Analyse 2016-03

 

Les grandes vacances touchent à leur fin pour les écoliers. Pour de nombreuses familles, cette période a été l’occasion de s’évader quelques jours. Les vacances sont une occasion de se couper du train-train quotidien. Mais s’en coupe-t-on vraiment ?

Les modes de vacances sont multiples et variés : à la mer, à la campagne, à la montagne, en ville, en camping, en gîte, à l’hôtel. Départ à pied, en voiture, en train, en avion. En famille restreinte ou élargie, entre amis, en solitaire. Le temps des vacances est surtout une occasion de se libérer des contraintes ordinaires que sont le travail, l’école et les charges domestiques habituelles. Les vacances sont une brèche dans le quotidien qui ouvre à un autre rythme, à d’autres horizons. Cependant, si pour beaucoup de personnes, c’est effectivement l’effet recherché, beaucoup ne parviennent pas à profiter du temps et de l’éloignement des vacances pour réellement prendre distance.

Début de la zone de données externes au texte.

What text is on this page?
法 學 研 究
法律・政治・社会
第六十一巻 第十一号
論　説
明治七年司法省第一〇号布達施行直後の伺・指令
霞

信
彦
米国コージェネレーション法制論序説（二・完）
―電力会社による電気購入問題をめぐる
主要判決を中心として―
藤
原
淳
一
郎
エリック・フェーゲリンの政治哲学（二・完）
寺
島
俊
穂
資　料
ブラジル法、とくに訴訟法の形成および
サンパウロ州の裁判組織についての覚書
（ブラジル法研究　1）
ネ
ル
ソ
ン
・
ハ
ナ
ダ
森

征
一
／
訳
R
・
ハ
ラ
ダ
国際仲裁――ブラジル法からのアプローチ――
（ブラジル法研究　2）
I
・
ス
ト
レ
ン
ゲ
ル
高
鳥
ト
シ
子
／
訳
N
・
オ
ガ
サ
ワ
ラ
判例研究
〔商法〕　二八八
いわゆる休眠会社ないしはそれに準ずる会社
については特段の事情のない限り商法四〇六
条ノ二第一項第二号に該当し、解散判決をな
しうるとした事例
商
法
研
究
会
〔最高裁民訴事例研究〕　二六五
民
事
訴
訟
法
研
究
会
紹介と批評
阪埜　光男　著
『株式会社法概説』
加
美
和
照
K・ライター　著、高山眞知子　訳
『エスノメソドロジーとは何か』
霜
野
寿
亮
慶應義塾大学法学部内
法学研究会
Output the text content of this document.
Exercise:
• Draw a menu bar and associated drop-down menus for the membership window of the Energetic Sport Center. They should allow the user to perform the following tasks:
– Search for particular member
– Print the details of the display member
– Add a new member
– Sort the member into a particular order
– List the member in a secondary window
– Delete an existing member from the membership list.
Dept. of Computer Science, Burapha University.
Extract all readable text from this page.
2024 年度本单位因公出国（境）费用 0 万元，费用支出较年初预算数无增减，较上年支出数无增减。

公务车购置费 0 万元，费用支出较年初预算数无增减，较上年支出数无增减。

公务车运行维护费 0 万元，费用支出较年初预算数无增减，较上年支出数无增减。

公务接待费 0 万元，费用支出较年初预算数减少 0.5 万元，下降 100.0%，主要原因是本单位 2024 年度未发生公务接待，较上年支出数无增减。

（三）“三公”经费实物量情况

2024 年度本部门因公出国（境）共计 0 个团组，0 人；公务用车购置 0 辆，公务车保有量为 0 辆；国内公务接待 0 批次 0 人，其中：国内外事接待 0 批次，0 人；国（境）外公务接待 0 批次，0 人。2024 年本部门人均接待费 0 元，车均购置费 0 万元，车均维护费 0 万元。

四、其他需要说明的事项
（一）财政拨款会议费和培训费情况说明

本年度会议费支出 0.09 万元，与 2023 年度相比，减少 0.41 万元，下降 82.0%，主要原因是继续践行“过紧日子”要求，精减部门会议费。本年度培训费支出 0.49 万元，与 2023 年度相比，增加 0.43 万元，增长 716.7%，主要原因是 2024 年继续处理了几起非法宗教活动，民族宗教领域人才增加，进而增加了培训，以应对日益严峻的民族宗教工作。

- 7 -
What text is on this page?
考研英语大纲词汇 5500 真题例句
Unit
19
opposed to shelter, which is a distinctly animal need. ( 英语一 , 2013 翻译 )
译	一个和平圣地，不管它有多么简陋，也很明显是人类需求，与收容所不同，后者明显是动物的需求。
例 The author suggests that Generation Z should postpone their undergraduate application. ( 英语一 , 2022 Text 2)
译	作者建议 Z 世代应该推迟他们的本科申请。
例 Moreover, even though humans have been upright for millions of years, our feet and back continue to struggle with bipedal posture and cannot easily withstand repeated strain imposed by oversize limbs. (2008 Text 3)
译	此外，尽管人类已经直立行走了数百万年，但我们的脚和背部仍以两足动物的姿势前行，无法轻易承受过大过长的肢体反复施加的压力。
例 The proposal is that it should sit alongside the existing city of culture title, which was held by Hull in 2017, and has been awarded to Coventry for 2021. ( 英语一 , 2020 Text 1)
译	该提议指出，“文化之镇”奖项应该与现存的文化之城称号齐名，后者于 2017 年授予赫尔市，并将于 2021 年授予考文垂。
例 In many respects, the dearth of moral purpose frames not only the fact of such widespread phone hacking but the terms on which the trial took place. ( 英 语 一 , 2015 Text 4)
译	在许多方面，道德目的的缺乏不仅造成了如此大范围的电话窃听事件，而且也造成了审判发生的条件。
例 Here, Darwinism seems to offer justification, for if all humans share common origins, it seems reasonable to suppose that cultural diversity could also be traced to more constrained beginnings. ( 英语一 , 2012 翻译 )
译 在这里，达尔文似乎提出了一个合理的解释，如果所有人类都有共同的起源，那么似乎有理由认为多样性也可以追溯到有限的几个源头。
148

Les congés payés : un droit qu’il faut préserver

Pour les adultes, les vacances pourraient être une bonne occasion de s’éloigner un temps du travail. Cependant, ce n’est pas chose aisée. On est souvent tenté d’emporter un dossier, de continuer à lire son courrier électronique, de rester joignable par téléphone. Les nouvelles technologies de la communication permettent désormais de rester connecté à distance sans difficulté. Ordinateur portable, téléphone portable et connexion internet sont des outils dont on a un usage à la fois privé et aussi professionnel. Par facilité, pour ne pas multiplier les accès et les appareils, certains ne font pas de distinction entre le privé et le professionnel. Ainsi, l’adresse e-mail professionnelle sert aussi pour les échanges de courrier personnels. Ou le téléphone portable associé à son numéro d’appel sert également sur les deux plans. Idem pour l’ordinateur. Lorsque les outils technologiques font partie des avantages extralégaux offerts par l’employeur et qu’il est permis d’en faire aussi un usage privé, la frontière entre la vie privée et la vie professionnelle n’est pas évidente à trouver. Lorsqu’on est indépendant et responsable de sa propre affaire, difficile de ne pas s’en inquiéter même le temps des vacances.

Pour certains, la charge de travail est telle qu’il en devient presque pénible d’envisager de plus longues périodes de congé. Anticiper la période d’absence occasionne une surcharge de travail antérieure aux congés. De même, le retour au boulot peut être très rude tant le rattrapage est difficile. On préfère alors rester actif à distance afin de maîtriser davantage ou on pousse jusqu’à abandonner tout ou partie de ses congés. 

Pourtant, faire une pause est nécessaire et bénéfique à la santé et au bien-être des travailleurs. Les rythmes et charges de travail sont intenses. Dans de nombreux secteurs, le stress généré par la pression au travail met le corps et l’esprit à l’épreuve. Dans le courant de l’année, une fois rentrés à la maison, les tracas nous poursuivent parfois. Il peut être difficile de relâcher la pression en peu de temps. Les périodes de vacances, un peu plus longues, peuvent jouer ce rôle pour autant qu’on parvienne à déconnecter.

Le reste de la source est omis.